There was a great piece on 60 minutes last night with Michael Lewis about the financial markets. It is well worth the 14 minutes to watch it and you can see it here: http://www.theblaze.com/stories/2014/03/31/authors-jarring-claim-the-stock-market-is-rigged/.
The topic was about how high frequency equity trading was destroying the financial markets. The solution to solve the problem, as outlined in the interview, is fascinating…creating a platform were people can trust to trade.
Although as we sit here in 2014 the markets are at an all time high, confidence in the financial institutions is at an all time low. Stock ownership has declined dramatically and given that we live in a capitalistic society this should shock many people. The underpinnings of what makes our society tick… free enterprise, risk taking, entrepreneurship… are being taken advantage of and corrupted by the financial marketplace; these risk takers are shunning the market where capital is being allocated.

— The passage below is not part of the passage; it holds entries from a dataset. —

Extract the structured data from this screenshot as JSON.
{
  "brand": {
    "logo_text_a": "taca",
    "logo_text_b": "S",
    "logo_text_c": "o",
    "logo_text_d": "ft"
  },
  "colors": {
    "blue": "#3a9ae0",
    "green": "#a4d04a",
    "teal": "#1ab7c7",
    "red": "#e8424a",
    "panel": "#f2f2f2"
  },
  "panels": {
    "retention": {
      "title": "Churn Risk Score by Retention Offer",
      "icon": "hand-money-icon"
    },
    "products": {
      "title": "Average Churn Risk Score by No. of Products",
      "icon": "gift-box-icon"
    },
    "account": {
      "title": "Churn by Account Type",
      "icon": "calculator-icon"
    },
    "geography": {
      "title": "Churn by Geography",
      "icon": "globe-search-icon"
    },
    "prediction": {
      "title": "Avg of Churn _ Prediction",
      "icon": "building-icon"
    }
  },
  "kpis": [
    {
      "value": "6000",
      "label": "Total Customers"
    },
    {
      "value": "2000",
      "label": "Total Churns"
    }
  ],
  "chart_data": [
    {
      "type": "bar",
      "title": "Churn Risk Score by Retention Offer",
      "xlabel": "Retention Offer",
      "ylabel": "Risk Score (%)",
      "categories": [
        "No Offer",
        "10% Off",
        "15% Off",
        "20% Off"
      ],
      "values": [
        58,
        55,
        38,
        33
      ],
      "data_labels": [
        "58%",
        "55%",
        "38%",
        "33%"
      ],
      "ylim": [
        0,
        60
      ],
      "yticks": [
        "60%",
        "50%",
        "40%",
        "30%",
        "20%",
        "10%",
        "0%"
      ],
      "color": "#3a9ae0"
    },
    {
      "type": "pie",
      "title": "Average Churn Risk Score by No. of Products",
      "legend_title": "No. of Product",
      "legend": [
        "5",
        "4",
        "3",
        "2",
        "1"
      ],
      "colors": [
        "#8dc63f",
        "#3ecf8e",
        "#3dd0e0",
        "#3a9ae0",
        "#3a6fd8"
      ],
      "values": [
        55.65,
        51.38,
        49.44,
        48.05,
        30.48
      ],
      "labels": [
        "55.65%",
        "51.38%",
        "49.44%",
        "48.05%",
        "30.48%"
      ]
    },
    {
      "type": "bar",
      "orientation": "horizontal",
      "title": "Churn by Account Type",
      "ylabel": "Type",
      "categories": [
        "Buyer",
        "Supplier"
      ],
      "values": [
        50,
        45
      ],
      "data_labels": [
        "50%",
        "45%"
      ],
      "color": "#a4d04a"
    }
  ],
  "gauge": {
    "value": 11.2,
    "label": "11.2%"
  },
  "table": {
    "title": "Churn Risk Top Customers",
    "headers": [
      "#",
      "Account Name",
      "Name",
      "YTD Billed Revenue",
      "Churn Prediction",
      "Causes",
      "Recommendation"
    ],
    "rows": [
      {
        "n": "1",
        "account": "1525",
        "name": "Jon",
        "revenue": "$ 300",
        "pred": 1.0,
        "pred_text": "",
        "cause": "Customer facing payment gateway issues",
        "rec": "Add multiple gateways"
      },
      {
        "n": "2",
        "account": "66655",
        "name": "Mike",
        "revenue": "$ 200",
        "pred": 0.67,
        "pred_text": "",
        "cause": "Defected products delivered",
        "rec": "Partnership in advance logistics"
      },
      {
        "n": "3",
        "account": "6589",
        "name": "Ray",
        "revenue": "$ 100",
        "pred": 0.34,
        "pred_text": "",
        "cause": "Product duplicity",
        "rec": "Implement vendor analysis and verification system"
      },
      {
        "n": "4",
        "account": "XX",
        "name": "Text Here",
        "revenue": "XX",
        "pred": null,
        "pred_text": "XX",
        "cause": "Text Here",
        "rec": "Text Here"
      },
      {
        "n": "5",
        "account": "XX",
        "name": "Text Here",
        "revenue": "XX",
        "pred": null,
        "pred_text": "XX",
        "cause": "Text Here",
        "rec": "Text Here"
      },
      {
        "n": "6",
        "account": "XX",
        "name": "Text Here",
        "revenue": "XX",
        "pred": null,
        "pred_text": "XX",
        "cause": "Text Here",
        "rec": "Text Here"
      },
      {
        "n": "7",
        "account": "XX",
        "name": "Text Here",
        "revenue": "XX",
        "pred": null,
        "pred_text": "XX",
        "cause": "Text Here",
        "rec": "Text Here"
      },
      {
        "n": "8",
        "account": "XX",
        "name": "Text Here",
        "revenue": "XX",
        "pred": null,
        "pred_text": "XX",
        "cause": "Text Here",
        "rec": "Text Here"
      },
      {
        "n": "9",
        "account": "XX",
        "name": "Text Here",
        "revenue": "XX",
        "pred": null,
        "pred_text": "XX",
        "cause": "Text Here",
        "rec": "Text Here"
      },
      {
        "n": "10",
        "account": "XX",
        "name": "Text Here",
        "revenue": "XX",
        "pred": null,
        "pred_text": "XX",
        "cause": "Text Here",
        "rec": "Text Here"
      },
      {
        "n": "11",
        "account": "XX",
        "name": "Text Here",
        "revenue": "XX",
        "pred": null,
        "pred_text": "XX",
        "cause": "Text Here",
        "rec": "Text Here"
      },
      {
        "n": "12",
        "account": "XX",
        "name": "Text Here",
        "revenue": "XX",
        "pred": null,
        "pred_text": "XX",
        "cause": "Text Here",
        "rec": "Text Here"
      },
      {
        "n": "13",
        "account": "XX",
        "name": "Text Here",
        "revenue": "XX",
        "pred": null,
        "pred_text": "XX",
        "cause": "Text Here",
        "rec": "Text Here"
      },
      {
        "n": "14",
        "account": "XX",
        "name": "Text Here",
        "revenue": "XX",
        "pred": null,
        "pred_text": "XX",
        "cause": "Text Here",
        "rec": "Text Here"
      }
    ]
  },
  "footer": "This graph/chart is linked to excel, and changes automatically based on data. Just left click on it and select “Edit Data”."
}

Over the last 20 years or so stock exchanges have traded humans for machines. I would venture to say that over 90% of all stock exchanges are now electronic. So, now, when you place an order to purchase a stock that order is being handled by a computer not a person.
As this transformation has taken place, pure computer power and the speed of the fiber network has taken precedent over the ability to allocate capital efficiently. High frequency traders over the last 5 years have built these highly complex algorithms to trade and can now execute trades in milliseconds for fractions of a penny. So by the time “Joe Investor” can execute a trade, the high frequency trader can buy and sell that same stock to “Joe Investor” at a slightly higher price and make money off of his order.
Here is an example in practical terms: Say that you wanted to go to the Dolphins game in Florida and saw 4 tickets on stub hub for $20 each each. You decided to buy the 4 tickets but were only successful at buying 2 tickets at $20.00 each. The remaining two tickets, those same additional 2 tickets that you tried to buy minutes before, are now trading at $25.00 each. Why? Because the system recognized your order and filled only 1/2. Then, it raised the price on the other 2 tickets. Since you really need the 2 extra tickets, you buy the last 2 tickets for $10.00 more per ticket.
This example is the same thing that’s happening on Wall Street. High frequency traders can see your order before it gets executed. Then they buy that same stock and sell it back to you for a slightly higher price. The practice is called “front running.” Normally front running is illegal. However, on Wall Street, the way that high frequency traders are doing it…its legal.
A trader from Royal Bank of Canada spent the last 5 years uncovering the problem, detailing it and alerting investors to the pitfall. He subsequently started a new exchange, which brilliantly circumvents the high frequency trader’s edge by way of new software and complicated data routing. With his new exchange, people can trade stocks without the impact of high frequency traders there to rip them off. So far business has been good.
When asked why his business is doing so well he said “trust.” Really that is all that he’s selling. People trade on his system because they know that aren’t going to be ripped off. What a beautiful way to run a business. Do what you say you are going to do and people will come.